Miners Face Health Risks, Even on Good Days
Credit: 350jb | Dreamstime
Credit: 350jb | Dreamstime

For the 33 trapped Chilean miners potentially facing months in crammed quarters, their immediate health may be threatened by the air quality in the chamber and the limited ability to move, which can lead to blood clots. But even without such catastrophes, miners contend with many daily health dangers from working around dust, heavy metals, hazardous gases, fumes and loud noises.

Listed as the most dangerous industry for workers until 2001, mining is now outranked by industrial fishing, roofing and aircraft-related occupations, among others, according to the U.S. Bureau of Labor Statistics.

The U.S. Mine Safety and Health Administration (MSHA) attributes this improvement to the mining industry's increasing "culture of prevention," which includes stronger regulations, safer machinery and more education and training initiatives in the last 25 years.

Still, miners' chances of dying from explosions, cave-ins and equipment accidents are ever-present, and many chronic and fatal conditions are linked to their toxic work conditions.

"There's no question mining is a dangerous occupation, but it doesn't have to be unsafe," said Joseph Sbaffoni, director of Pennsylvania's Bureau of Deep Mine Safety. "Our culture has changed to the point where it's not acceptable to get hurt or killed on the job, so we've made regulations to help prevent it."

"If you just do things the way you're supposed to," Sbaffoni said, "there's a good chance of finishing out a long career in the mining industry, and you can look forward to a good retirement."

In the 14,500 mines registered in the United States, a record-low 34 miners of the nation's 352,600 died on the job in 2009. Compare that with annual deaths from mining accidents before the 1990s, which are estimated at an average of 1,500, according to the MSHA.

Similarly, the MSHA documented 11,800 work-related injuries among American miners from 2006 to 2007 (the most recent year for which statistics are available), down from the 27,524 work-related injuries that the industry saw each year during the late 1980s.

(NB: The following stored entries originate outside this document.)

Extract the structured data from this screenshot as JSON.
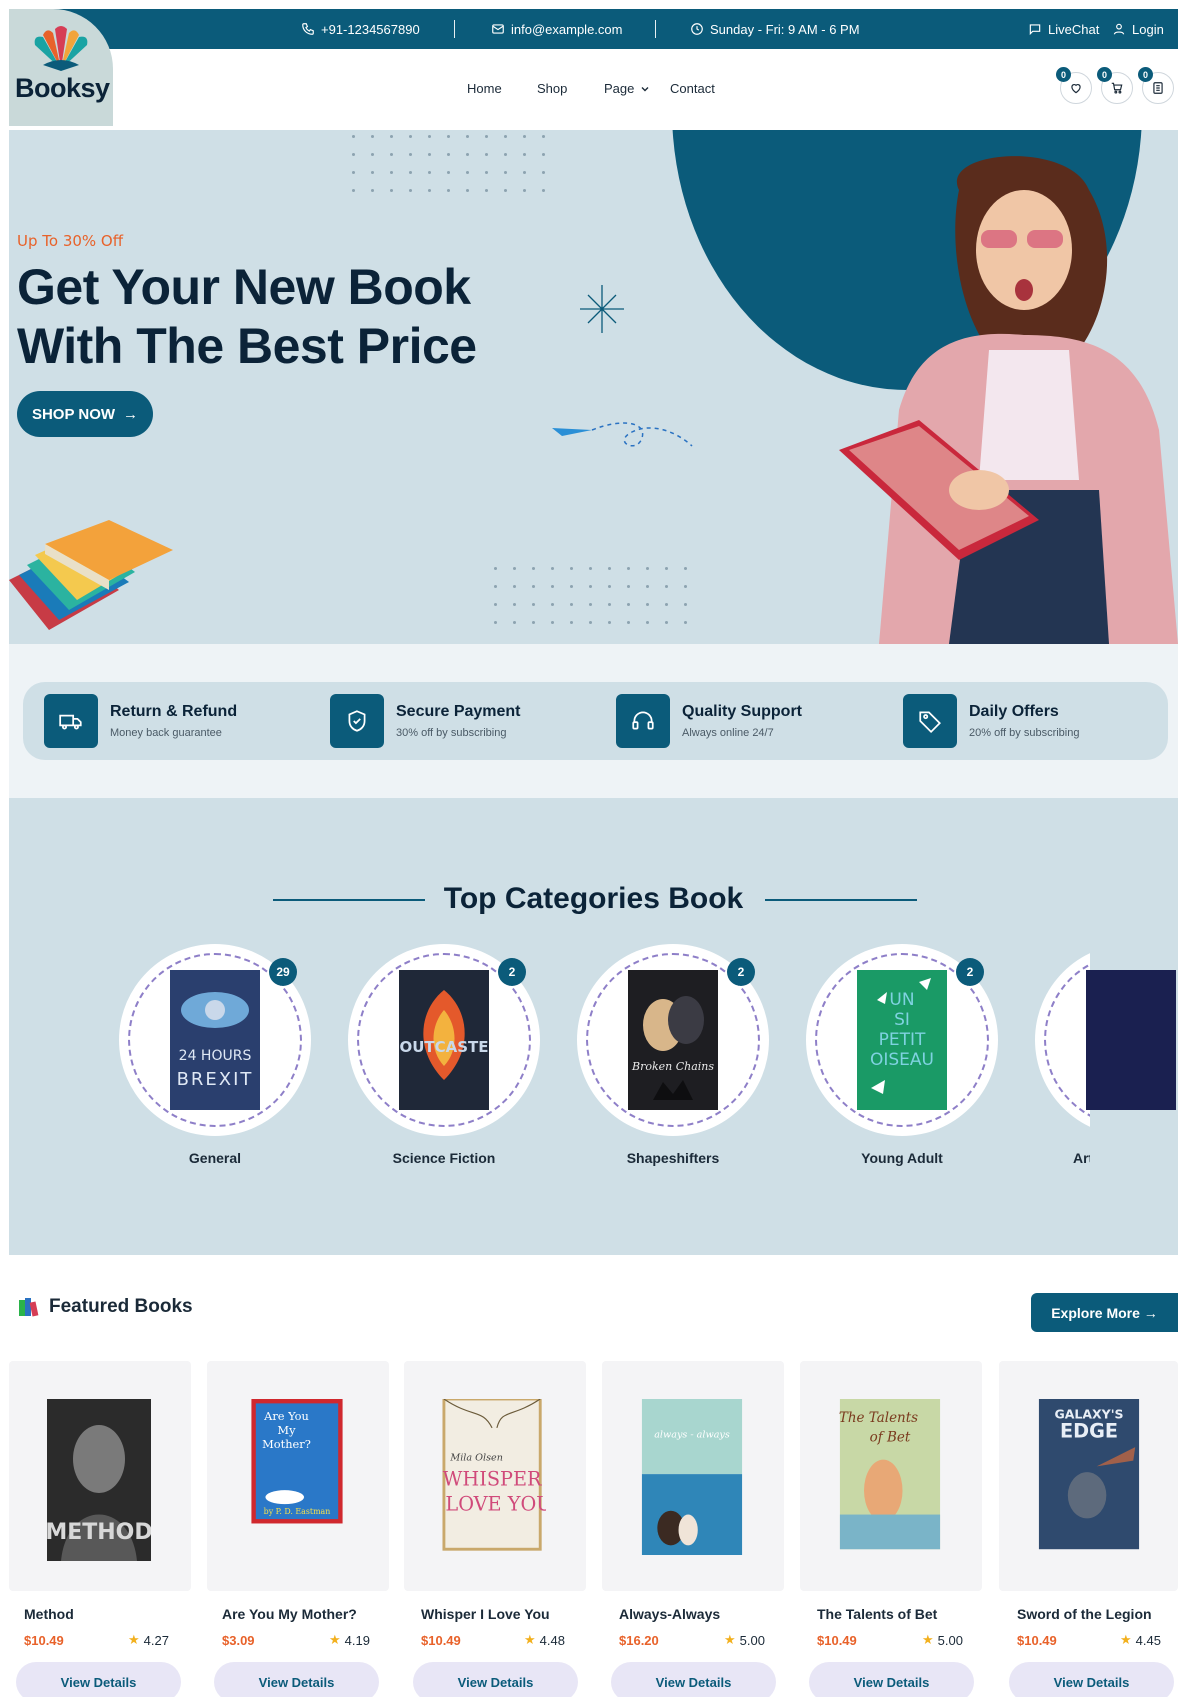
{
  "topbar": {
    "phone": "+91-1234567890",
    "email": "info@example.com",
    "hours": "Sunday - Fri: 9 AM - 6 PM",
    "livechat": "LiveChat",
    "login": "Login"
  },
  "logo": {
    "name": "Booksy"
  },
  "nav": {
    "items": [
      "Home",
      "Shop",
      "Page",
      "Contact"
    ],
    "wishlist_count": "0",
    "cart_count": "0",
    "compare_count": "0"
  },
  "hero": {
    "offer": "Up To 30% Off",
    "title_line1": "Get Your New Book",
    "title_line2": "With The Best Price",
    "cta": "SHOP NOW"
  },
  "features": [
    {
      "title": "Return & Refund",
      "subtitle": "Money back guarantee"
    },
    {
      "title": "Secure Payment",
      "subtitle": "30% off by subscribing"
    },
    {
      "title": "Quality Support",
      "subtitle": "Always online 24/7"
    },
    {
      "title": "Daily Offers",
      "subtitle": "20% off by subscribing"
    }
  ],
  "categories": {
    "title": "Top Categories Book",
    "items": [
      {
        "label": "General",
        "count": "29",
        "cover_color": "#2a3f6e",
        "cover_text": "24 HOURS BREXIT"
      },
      {
        "label": "Science Fiction",
        "count": "2",
        "cover_color": "#1f2838",
        "cover_text": "OUTCASTE"
      },
      {
        "label": "Shapeshifters",
        "count": "2",
        "cover_color": "#1e1e22",
        "cover_text": "Broken Chains"
      },
      {
        "label": "Young Adult",
        "count": "2",
        "cover_color": "#1a9a66",
        "cover_text": "UN SI PETIT OISEAU"
      },
      {
        "label": "Arti",
        "count": "",
        "cover_color": "#1a2050",
        "cover_text": ""
      }
    ]
  },
  "featured": {
    "title": "Featured Books",
    "explore": "Explore More →",
    "view_label": "View Details",
    "books": [
      {
        "title": "Method",
        "price": "$10.49",
        "rating": "4.27",
        "cover": "#2b2b2b",
        "cover_text": "METHOD"
      },
      {
        "title": "Are You My Mother?",
        "price": "$3.09",
        "rating": "4.19",
        "cover": "#2a78c8",
        "cover_text": "Are You My Mother?"
      },
      {
        "title": "Whisper I Love You",
        "price": "$10.49",
        "rating": "4.48",
        "cover": "#f2ede2",
        "cover_text": "WHISPER I LOVE YOU"
      },
      {
        "title": "Always-Always",
        "price": "$16.20",
        "rating": "5.00",
        "cover": "#5fb3c6",
        "cover_text": "always"
      },
      {
        "title": "The Talents of Bet",
        "price": "$10.49",
        "rating": "5.00",
        "cover": "#c8d8a6",
        "cover_text": "The Talents of Bet"
      },
      {
        "title": "Sword of the Legion",
        "price": "$10.49",
        "rating": "4.45",
        "cover": "#2f4a6e",
        "cover_text": "GALAXY'S EDGE"
      }
    ]
  },
  "colors": {
    "primary": "#0b5b7a",
    "accent": "#e8622a",
    "hero_bg": "#cfdfe6"
  }
}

What working conditions present the biggest health dangers? According to the MSHA, they include exposure to:

  • Dust: Very fine mineral dust particles from blasting and drilling can accumulate in the lungs, causing a disease called pneumoconiosis. An irreversible, disabling form of this disease called silicosis can occur when a miner inhales excessive amounts of crystalline silica, or quartz. Black lung disease, which can strike coal miners, is another form. Pneumoconiosis can cause scarring of the lungs called fibrosis.
  • Welding fumes: These fumes consist of vaporized molten metal, and chronic overexposure can lead to respiratory tract irritation, systemic poisoning and pneumoconiosis.
  • Mercury: A heavy metal present in about 25 organic mineral compounds found in mines (depending on that particular mine), workers can inhale, swallow or absorb mercury through their skin. Even exposure to small quantities over time can lead to severe poisoning. Symptoms of mercury poisoning include weakness,  mouth ulcers, bleeding gums and loose teeth, tremors, nausea, abdominal pain, headaches, diarrhea and cardiac weakness.
  • Noise: Mining is a noisy process, and unfiltered noise emanating from equipment, such as drills, crushers and engines, can lead to temporary or permanent hearing loss, speech interference and eardrum rupture.
  • Heavy loads: Back injuries from lifting and shoveling as well as slips and falls account for about 25 percent of mining injuries that result in lost time from work.

Modern safeguards – including ventilation systems, respirators and ear protectors – are mandated to reduce or eliminate exposure to all of these risks, greatly lowering injuries or fatalities from the levels recorded in the late 20th century, according to the MSHA.

Additionally, black lung disease, which can be fatal, has nearly been eradicated, Sbaffoni said.

However, miners are "always exposed to moving machinery, roof falls, explosions and fires," said Jack Spadaro, a mine safety and health expert in Hamlin, W. Va., and former instructor at West Virginia University's School of Mines. "Certainly there are variations depending on whether they work in a coal mine, metal or non-metal mine, but overall the dangers are pretty much the same."

Sbaffoni said he likens the miners in the current Chilean cave-in, which occurred Aug. 5 in a copper and gold mine, to "people in a submarine. As long as they're provided food, water and communications, I feel they'll be successful in rescuing them."